D) as an iterative container, the collection can also be used in operations such as Len, for loops, and list parsing, however, because they are unordered, all operations such as indexes and shards are not supported.

e) Although the set expressions described above typically require two collections, they are often valid for any iteration type based on the corresponding form of the method. Notice: isinstance (object,iterable) can be used to determine if an object is an iterator .

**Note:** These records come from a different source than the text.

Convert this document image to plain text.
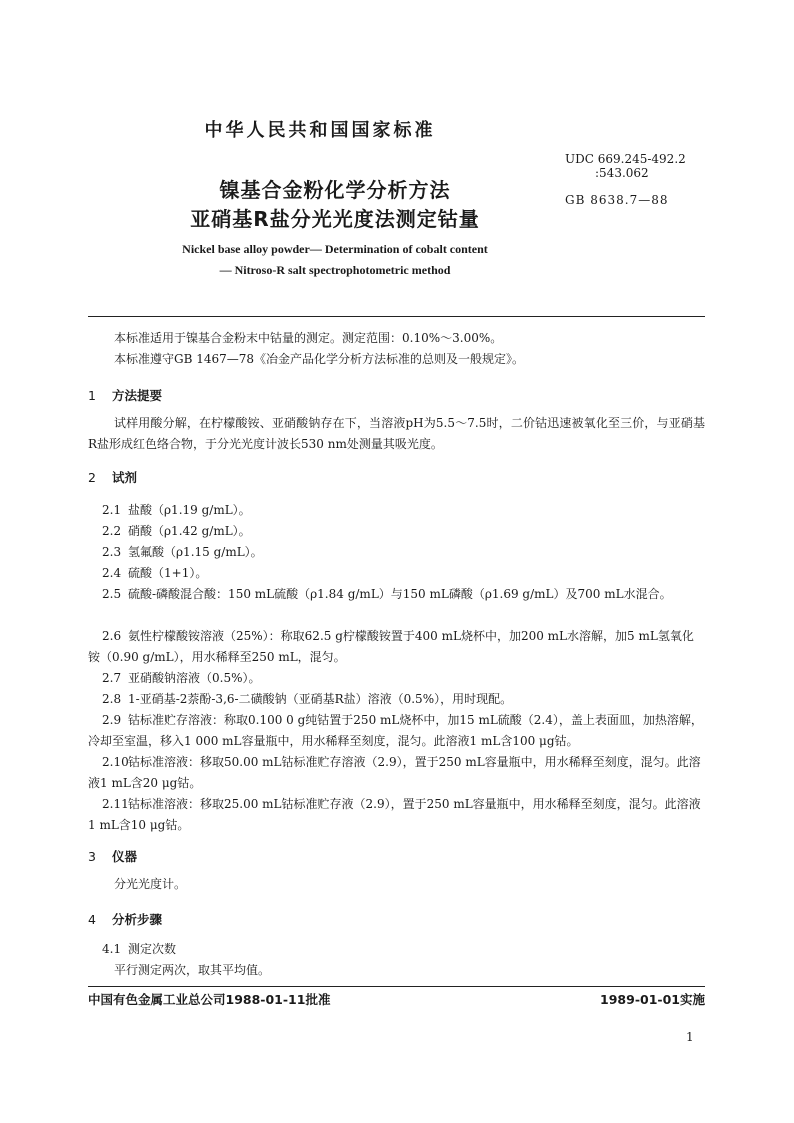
中华人民共和国国家标准
UDC 669.245-492.2
:543.062
GB 8638.7—88
镍基合金粉化学分析方法
亚硝基R盐分光光度法测定钴量
Nickel base alloy powder— Determination of cobalt content
— Nitroso-R salt spectrophotometric method
本标准适用于镍基合金粉末中钴量的测定。测定范围：0.10%～3.00%。
本标准遵守GB 1467—78《冶金产品化学分析方法标准的总则及一般规定》。
1 方法提要
试样用酸分解，在柠檬酸铵、亚硝酸钠存在下，当溶液pH为5.5～7.5时，二价钴迅速被氧化至三价，与亚硝基R盐形成红色络合物，于分光光度计波长530 nm处测量其吸光度。
2 试剂
2.1 盐酸（ρ1.19 g/mL）。
2.2 硝酸（ρ1.42 g/mL）。
2.3 氢氟酸（ρ1.15 g/mL）。
2.4 硫酸（1+1）。
2.5 硫酸-磷酸混合酸：150 mL硫酸（ρ1.84 g/mL）与150 mL磷酸（ρ1.69 g/mL）及700 mL水混合。
2.6 氨性柠檬酸铵溶液（25%）：称取62.5 g柠檬酸铵置于400 mL烧杯中，加200 mL水溶解，加5 mL氢氧化铵（0.90 g/mL），用水稀释至250 mL，混匀。
2.7 亚硝酸钠溶液（0.5%）。
2.8 1-亚硝基-2萘酚-3,6-二磺酸钠（亚硝基R盐）溶液（0.5%），用时现配。
2.9 钴标准贮存溶液：称取0.100 0 g纯钴置于250 mL烧杯中，加15 mL硫酸（2.4），盖上表面皿，加热溶解，冷却至室温，移入1 000 mL容量瓶中，用水稀释至刻度，混匀。此溶液1 mL含100 μg钴。
2.10钴标准溶液：移取50.00 mL钴标准贮存溶液（2.9），置于250 mL容量瓶中，用水稀释至刻度，混匀。此溶液1 mL含20 μg钴。
2.11钴标准溶液：移取25.00 mL钴标准贮存液（2.9），置于250 mL容量瓶中，用水稀释至刻度，混匀。此溶液1 mL含10 μg钴。
3 仪器
分光光度计。
4 分析步骤
4.1 测定次数
平行测定两次，取其平均值。
中国有色金属工业总公司1988-01-11批准	1989-01-01实施
1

`>>>x = Set ('ABCDE')#The following tests are run in python2.6>>>y = Set ('bdxyz')#Create a collection in python2.6>>>Xset (['a','b','C','D','e'])>>>>>>'e' inchX#operator TestTrue>>>z = x.intersection (y)#x & y #方法测试>>>Zset (['b','D'])>>>z.add ('spam')>>>Zset (['b','D','spam'])>>>z.update (Set (['X','Y']))#In-place Union>>>Zset (['b','D','spam','X','Y'])>>>z.remove ('b')>>>Zset (['D','spam','X','Y'])>>>>>>>>>s = Set ([All])>>>s.union ([3,4])#A collection of methods can be used for any object of an iterative type, and the list type is an iterative objectSet ([1,2,3,4])>>>s.intersection ((1,3,5))#tuple is an iterative objectSet ([1,3]) S.issubset (range (-5,5))#determining the range of elements in the S collection is not between [ -5,5]True`

VI: Collection Constants in Python 3.0

A) in python3.0, set ([1,2,3,4]) and {1,2,3,4} are equivalent, the previous one is the 2.6 version of the collection form, followed by the 3.0 version of the collection form. Regardless of how the collection is created, version 3.0 displays it using the new constant format. However, built-in set functions are required in the 3.0 release to create an empty collection or to build a collection from an existing iteration object.

Warning: Immutable restriction: The collection can only contain immutable (hash-able) object types. Therefore, lists and dictionaries cannot be embedded in the collection, but if you need to store composite values, tuples can be embedded.

The set itself is immutable, so it cannot be embedded directly into other collections, and if you need to store a collection in another collection, you can call frozenset like set, but it creates an immutable collection that cannot be modified and can be nested into other collections.

`>>>s = {1}>>>s.add ([2,3]) typeerror:unhashable type:'List'>>>s.add ({'a': 1}) typeerror:unhashable type:'Dict'>>>s.add ((2,3))>>>s{1, (2,3)}#No list or dict,but tuple okay>>>>>>s = Frozenset ([up])#methods for embedding collections in a collection>>>z = Set ([3,4])>>>Z.add (s)>>>Z{frozenset ({1, 2}), 3, 4}`

VII: Set parsing in Python 3.0:

In addition to constants, Python 3.0 introduces a set parsing construct, similar to the described form of list parsing, but is written in curly braces instead of square brackets and is used for collections instead of lists. The result is a new collection that is created by running the code.

` for inch [1,2,3,4]}  # Set Resolution {16,1,4,9}`
View Code

Eight: Why use a collection?

Because items are stored only once in the collection, the set can be used to filter out duplicates from other sets (collection). That is, you can filter out duplicates in a list.

`>>>l = [1,2,3,1,2,4,5]   # filters out duplicate elements in the list L >>>set (l) {1,2,3,4,5} >>>l = List (set (L))>>>l[1,2,3,4,5]`

Nine: Boolean type

Python now formally has a definitive Boolean data type called bool, with a value of true and false, with a value of true and false being a pre-defined built-in variable name. Internally, only a subclass of the built-in integer type int (viewed in an object-oriented perspective) behaves like integers 1 and 0, but they have specific display logic: they are displayed as the keyword True and false, not the numbers 1 and 0 (technically: bool The string format of STR and REPR has been redefined for its two objects. In addition, Boolean values make the truth more accurate. Eg: an infinite loop can now be written as while True: instead of while 1:. Similarly, flag bits can be set more clearly by using flag = False.